983 F.2d 1087
NOTICE: Federal Circuit Local Rule 47.8(b) states that opinions and orders which are designated as not citable as precedent shall not be employed or cited as precedent. This does not preclude assertion of issues of claim preclusion, issue preclusion, judicial estoppel, law of the case or the like based on a decision of the Court rendered in a nonprecedential opinion or order.
Toney F. EDWARDS, Petitioner,
v.
DEPARTMENT OF THE ARMY, Respondent.
No. 92-3295.
United States Court of Appeals, Federal Circuit.
Nov. 12, 1992.
Rehearing Denied; Suggestion for Rehearing In Banc
Declined Dec. 21, 1992.
Before PAULINE NEWMAN, MAYER and LOURIE, Circuit Judges.
DECISION
PER CURIAM.
Toney E. Edwards seeks review of a Merit Systems Protection Board Decision, Docket No. AT07529010384, denying his petition for review. We affirm the decision of the Board.
OPINION
Mr. Edwards was employed as a Motor Vehicle Dispatcher at the John F. Kennedy Special Warfare Center and School, Fort Bragg, North Carolina. He was removed from this position after the Army found that Edwards (1) engaged, on two separate occasions, in discourteous conduct or conduct unbecoming a federal employee, and (2) hit another employee causing injury. After a hearing, the administrative judge (AJ) reduced the penalty to a three day suspension. The Board sustained the decision of the AJ, ruling that Edwards' petition did not warrant full review because it "constitutes mere disagreement with the administrative judge's findings and credibility determinations". On appeal, Mr. Edwards asserts that the Board's decision not to review the AJ's ruling was incorrect, and seeks to have the three day suspension set aside.

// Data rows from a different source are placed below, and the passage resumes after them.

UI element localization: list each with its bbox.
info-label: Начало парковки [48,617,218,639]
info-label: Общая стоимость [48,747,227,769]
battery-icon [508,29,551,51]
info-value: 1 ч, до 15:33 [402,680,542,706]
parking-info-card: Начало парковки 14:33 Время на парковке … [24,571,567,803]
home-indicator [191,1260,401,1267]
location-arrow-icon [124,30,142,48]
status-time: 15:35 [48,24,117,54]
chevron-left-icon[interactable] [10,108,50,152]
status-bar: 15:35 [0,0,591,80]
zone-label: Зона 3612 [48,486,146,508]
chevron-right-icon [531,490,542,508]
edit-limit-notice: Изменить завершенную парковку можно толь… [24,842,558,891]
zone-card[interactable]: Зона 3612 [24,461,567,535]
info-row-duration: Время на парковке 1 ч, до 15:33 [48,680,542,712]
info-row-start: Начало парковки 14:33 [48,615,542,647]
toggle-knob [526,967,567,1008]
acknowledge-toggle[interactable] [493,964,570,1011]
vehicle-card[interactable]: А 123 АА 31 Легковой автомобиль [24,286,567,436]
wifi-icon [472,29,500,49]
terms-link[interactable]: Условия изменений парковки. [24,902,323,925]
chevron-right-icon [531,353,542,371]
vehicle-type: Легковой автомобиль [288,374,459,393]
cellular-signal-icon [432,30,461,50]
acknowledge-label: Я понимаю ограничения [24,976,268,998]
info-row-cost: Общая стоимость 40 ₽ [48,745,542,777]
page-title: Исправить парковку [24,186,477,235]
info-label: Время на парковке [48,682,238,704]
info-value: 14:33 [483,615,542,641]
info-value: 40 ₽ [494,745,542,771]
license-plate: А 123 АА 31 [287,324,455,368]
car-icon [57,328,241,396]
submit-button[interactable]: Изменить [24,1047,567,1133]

Mr. Edwards disputes the findings and credibility determinations of the AJ as to the three instances of misconduct. The Board's findings will be sustained if supported by substantial evidence on the record as a whole. Bradley v. Veterans Admin., 900 F.2d 233 (Fed.Cir.1990). Substantial evidence is evidence sufficient to persuade a reasonable fact finder; it need not be a preponderance of the evidence adduced. Stanek v. Dept. of Transportation, 805 F.2d 1572 (Fed.Cir.1986). In addition, "[t]o the extent that the petitioner's claim is based upon a challenge to the presiding official's credibility determinations, ... these determinations are virtually unreviewable." Hambsch v. Dept. of Treasury, 796 F.2d 430, 436 (Fed.Cir.1986). A determination of the credibility of witnesses is the province of the official who heard their testimony and saw their demeanor, Griessenauer v. Dept. of Energy, 754 F.2d 361, 364 (Fed.Cir.1985), and will not be disturbed unless "inherently improbable or discredited by undisputed evidence or physical fact." Dittmore-Freimuth Corp. v. United States, 390 F.2d 664, 685 (Ct.Cl.1968).
We conclude that the Board's findings and credibility determinations are supported by substantial evidence.
Mr. Edwards also argues that the AJ misinterpreted 5 U.S.C. § 7503(a). That statute provides, in part:
(a) Under regulations prescribed by the Office of Personnel Management, an employee may be suspended for 14 days or less for such cause as will promote the efficiency of the service (including discourteous conduct to the public confirmed by an immediate supervisor's report of four such instances within any one-year period).
5 U.S.C. § 7503(a). Mr. Edwards interprets this language as requiring four instances of discourteous conduct before a suspension may be imposed. However, the requirement of four instances of confirmed discourtesy relates to conduct involving a member of the public. Mr. Edwards does not contend that any of the instances in question involved members of the public. Accordingly, the agency was not barred from taking action based on the two instances here of record.
With respect to the penalty, the agency argues that the suspension is warranted in view of the facts of this case, and in order to "promote the efficiency of the service". 5 U.S.C. § 7503(a). We review to determine whether the penalty imposed is so harsh or disproportionate to the offense as to constitute an abuse of discretion. Yeschick v. Dept. of Transportation, 801 F.2d 383 (Fed.Cir.1986). "We will not change an agency's determination of the penalty for employee misconduct unless the severity is plainly disproportionate or unreasonable." Morgan v. Dept. of Army, 934 F.2d 310, 312 (Fed.Cir.1991); Coleman v. United States Secret Serv., 749 F.2d 726, 729 (Fed.Cir.1984); Nagel v. DHHS 707 F.2d 1384, 1387 (Fed.Cir.1983).
We conclude that the penalty of a three day suspension was not excessive, and was within the Board's discretionary authority. See 5 U.S.C. § 7703(c).